CN100420009C - Semiconductor device and opening structure in semiconductor device - Google Patents

Abstract

The present invention relates to a semiconductor device and an opening structure in the semiconductor device, and more particularly, to an opening structure in a semiconductor device with improved step coverage. The opening structure includes a dielectric layer disposed on a substrate and having at least one via opening to expose the substrate. Wherein the upper half of the via opening is a stepped portion, and the lower half thereof is a concave profile portion relative to the dielectric layer. The semiconductor device and the opening structure in the semiconductor device can improve the coverage rate of metal steps and further improve the reliability of the device.

Description

Semiconductor device and opening structure in semiconductor device

technical field

The present invention relates to a semiconductor device, and more particularly to a via opening structure of a semiconductor device, which has a low aspect ratio (aspectratio) and is better for barrier layer deposition. The step coverage (stepcoverage).

Background technique

In the manufacture of semiconductor integrated circuits, the fabrication of contact windows is used to electrically connect active regions or conductive layers in the semiconductor substrate. The semiconductor substrate has a metal interconnection layer formed on a dielectric layer, and the dielectric layer is interposed between the substrate and the interconnection layer. In the manufacture of contact windows, contact openings or via openings are usually formed in the dielectric layer to expose the active area or conductive layer, and a conductive plug is filled in it as a layer from the active area or conductive layer to the interconnection layer conduction path between them. The barrier layer typically covers the contact opening or via opening in a conformal manner to prevent inter-diffusion between the dielectric layer and the conductive plug, active region, or conductive layer.

With the development of high-density integrated circuit technology, more components are required to be placed on a chip, which increases the complexity of the manufacturing process, and increases the density and aspect ratio of contact windows. The increase in circuit density also results in an increase in the aspect ratio of contact openings or via openings. However, higher aspect ratios have a negative impact on manufacturing yield because contact openings or via openings require better metal step coverage to provide reliable electrical contact. That is, as the aspect ratio increases, the deposition of the barrier layer cannot provide better step coverage due to necking at the top of the contact opening or via opening.

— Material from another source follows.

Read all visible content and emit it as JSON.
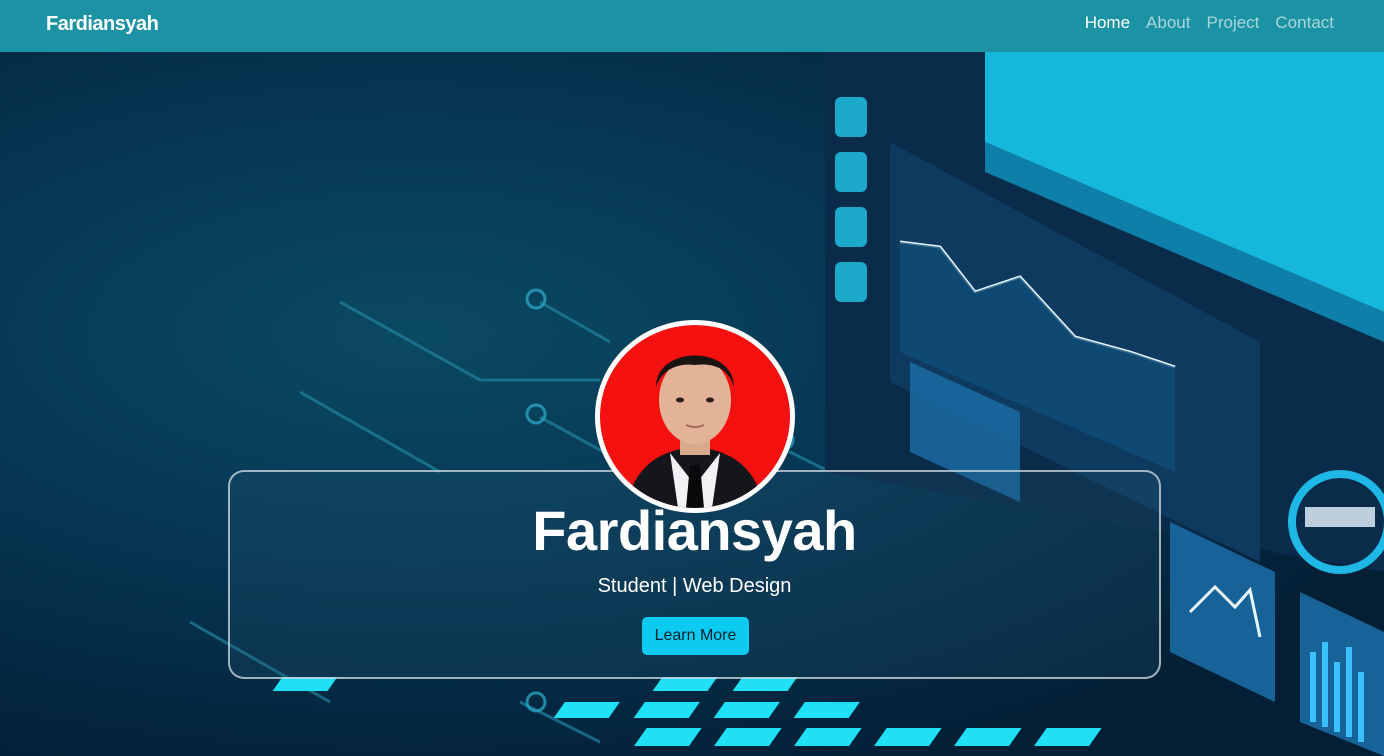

Chang et al. disclosed an EPROM process in US Patent No. 4,830,974. During this process, the top of the contact opening or via opening is rounded to improve metal step coverage. Straight et al. disclosed a method for forming tapered via openings in US Pat. No. 5,567,650. In this method, the junction of the via layer opening and the upper surface of the dielectric layer forms a tapered shape to improve the step coverage. Kim et al. in US Pat. No. 5,219,792 disclose a method for forming multilayer interconnects in semiconductor devices. In this approach, metal step coverage is improved by utilizing via openings with flared top corners. Furthermore, a spacer is formed on the sidewall of the via opening to further improve the metal step coverage.

Contents of the invention

The object of the present invention is to provide an opening structure used in a semiconductor device, such as a contact opening structure or a via opening structure, so as to improve the step coverage.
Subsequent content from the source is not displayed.